Highlights of Presidency:

Domestic Violence:

Our recorded WBASNY history generously credits me for judicial diversity and legislative advocacy during my presidential year, but my proudest accomplishment is helping to found the Domestic Violence Legal Project. In 1995, we obtained the $50,000 federal start up grant that was used to hire an executive director and form the charitable organization that evolved into the Legal Project. Based in Albany, the Legal Project has expanded over the ensuing decades to represent thousands of Domestic Violence victims, immigrants, and others in need.

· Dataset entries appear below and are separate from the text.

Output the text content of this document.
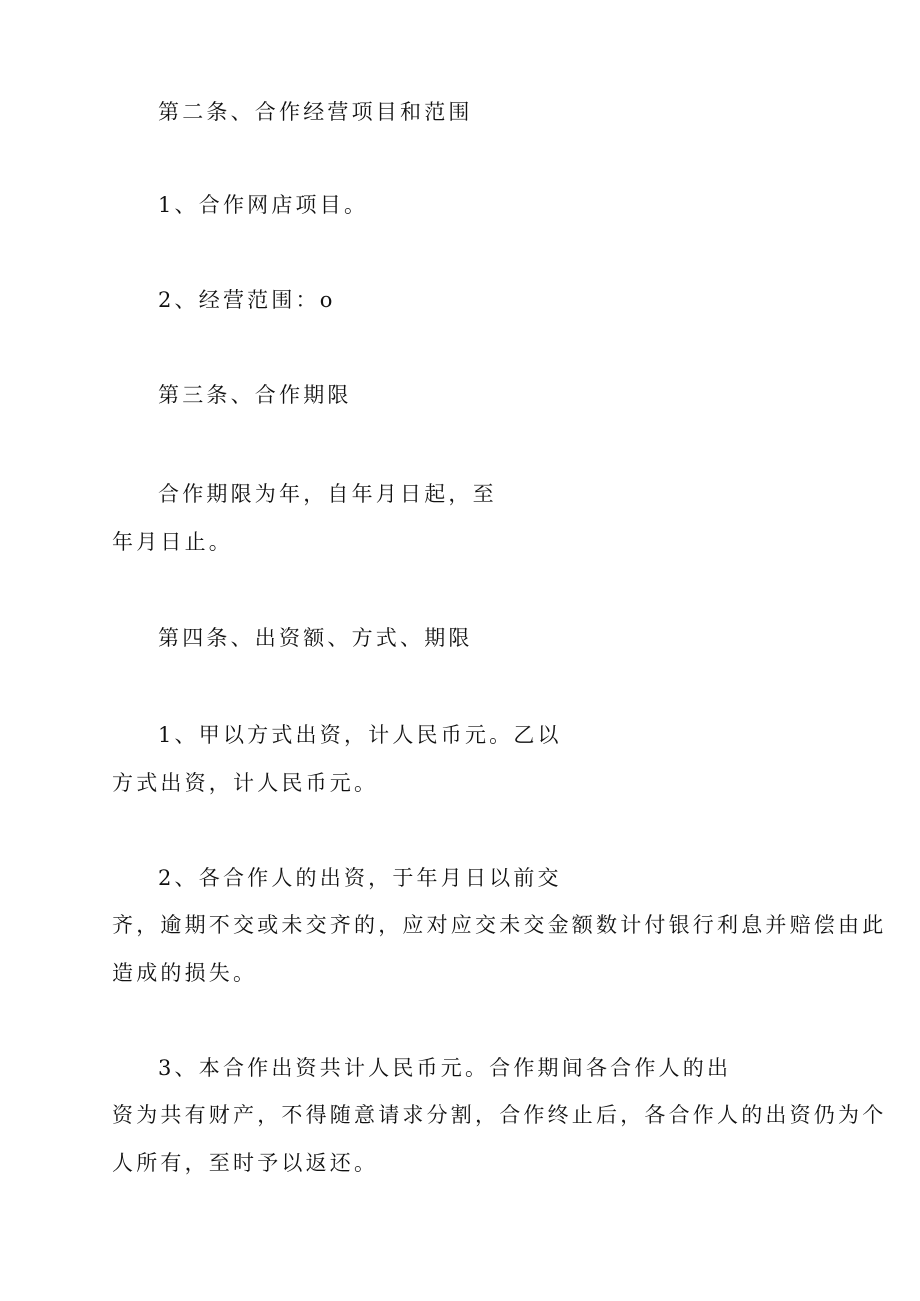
第二条、合作经营项目和范围
1、合作网店项目。
2、经营范围：o
第三条、合作期限
合作期限为年，自年月日起，至
年月日止。
第四条、出资额、方式、期限
1、甲以方式出资，计人民币元。乙以
方式出资，计人民币元。
2、各合作人的出资，于年月日以前交
齐，逾期不交或未交齐的，应对应交未交金额数计付银行利息并赔偿由此
造成的损失。
3、本合作出资共计人民币元。合作期间各合作人的出
资为共有财产，不得随意请求分割，合作终止后，各合作人的出资仍为个
人所有，至时予以返还。
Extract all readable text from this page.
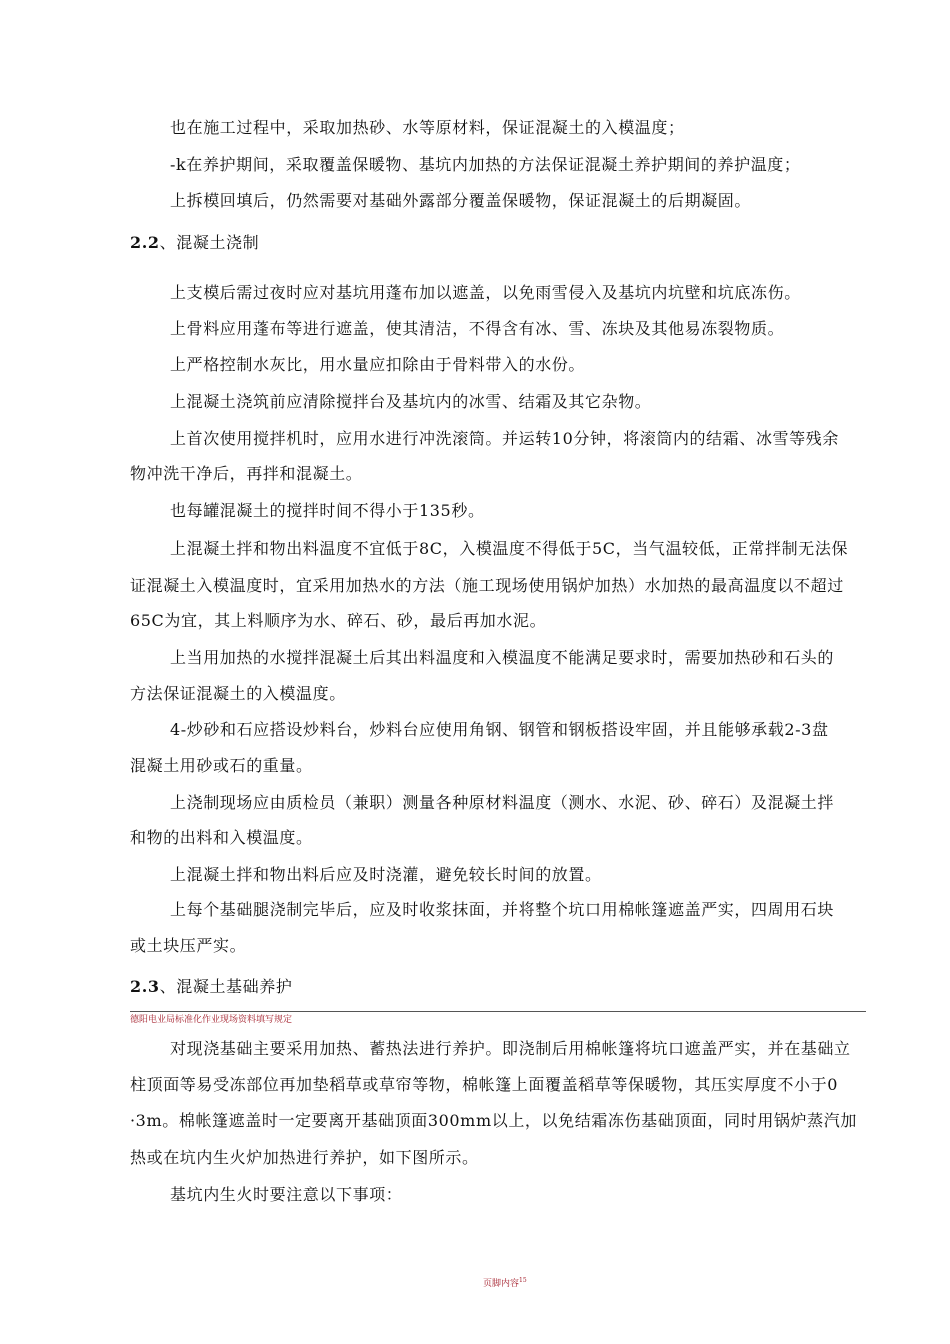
也在施工过程中，采取加热砂、水等原材料，保证混凝土的入模温度；
-k在养护期间，采取覆盖保暖物、基坑内加热的方法保证混凝土养护期间的养护温度；
上拆模回填后，仍然需要对基础外露部分覆盖保暖物，保证混凝土的后期凝固。
2.2、混凝土浇制
上支模后需过夜时应对基坑用蓬布加以遮盖，以免雨雪侵入及基坑内坑壁和坑底冻伤。
上骨料应用蓬布等进行遮盖，使其清洁，不得含有冰、雪、冻块及其他易冻裂物质。
上严格控制水灰比，用水量应扣除由于骨料带入的水份。
上混凝土浇筑前应清除搅拌台及基坑内的冰雪、结霜及其它杂物。
上首次使用搅拌机时，应用水进行冲洗滚筒。并运转10分钟，将滚筒内的结霜、冰雪等残余
物冲洗干净后，再拌和混凝土。
也每罐混凝土的搅拌时间不得小于135秒。
上混凝土拌和物出料温度不宜低于8C，入模温度不得低于5C，当气温较低，正常拌制无法保
证混凝土入模温度时，宜采用加热水的方法（施工现场使用锅炉加热）水加热的最高温度以不超过
65C为宜，其上料顺序为水、碎石、砂，最后再加水泥。
上当用加热的水搅拌混凝土后其出料温度和入模温度不能满足要求时，需要加热砂和石头的
方法保证混凝土的入模温度。
4-炒砂和石应搭设炒料台，炒料台应使用角钢、钢管和钢板搭设牢固，并且能够承载2-3盘
混凝土用砂或石的重量。
上浇制现场应由质检员（兼职）测量各种原材料温度（测水、水泥、砂、碎石）及混凝土拌
和物的出料和入模温度。
上混凝土拌和物出料后应及时浇灌，避免较长时间的放置。
上每个基础腿浇制完毕后，应及时收浆抹面，并将整个坑口用棉帐篷遮盖严实，四周用石块
或土块压严实。
2.3、混凝土基础养护
德阳电业局标准化作业现场资料填写规定
对现浇基础主要采用加热、蓄热法进行养护。即浇制后用棉帐篷将坑口遮盖严实，并在基础立
柱顶面等易受冻部位再加垫稻草或草帘等物，棉帐篷上面覆盖稻草等保暖物，其压实厚度不小于0
·3m。棉帐篷遮盖时一定要离开基础顶面300mm以上，以免结霜冻伤基础顶面，同时用锅炉蒸汽加
热或在坑内生火炉加热进行养护，如下图所示。
基坑内生火时要注意以下事项：
页脚内容$^{15}$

It has received local, state and national recognition for outstanding work representing those at the margins who are ineligible for legal aid (based for example upon home ownership) but who are unable to afford an attorney. Domestic violence is an issue close to my heart, so I was especially gratified to have played a role in the establishment of such a worthwhile organization. Many years later when I became the Acting Albany County Court Judge for domestic violence matters, I saw firsthand what a difference the Legal Project makes in the lives of those impacted by domestic violence.

Judicial Diversity:

In the mid 1990’s there were very few women on the bench, especially in the Capital District. When I testified on behalf of WBASNY (as a V.P.) before the Joint NYS Senate and Assembly Judiciary Committee Hearing on Judicial Reform, there were no women or minorities on the Supreme Court bench in the entire Third Department. My testimony on the need for judicial diversity was covered by the media and was later converted into articles published in the NYSBA Journal and the New York Law Journal. A year later, Karen Peters became the first woman ever elected to the Supreme Court in the 3rd Department. During my presidential year, and throughout my legal career, I have worked to raise public awareness on the importance of judicial diversity.

While those are the two initiatives that stand out in my memory, that year we also set in motion the hiring of WBASNY’s first executive director so that future presidents would not be saddled with administrative work in addition to their many other presidential responsibilities. Unfortunately, although the groundwork was laid during my year, our first executive director was not actually in place until my successor took office. It’s hard to imagine now, having had the benefit of Linda Chiaverini’s services for so many years, how early WBASNY presidents survived without her.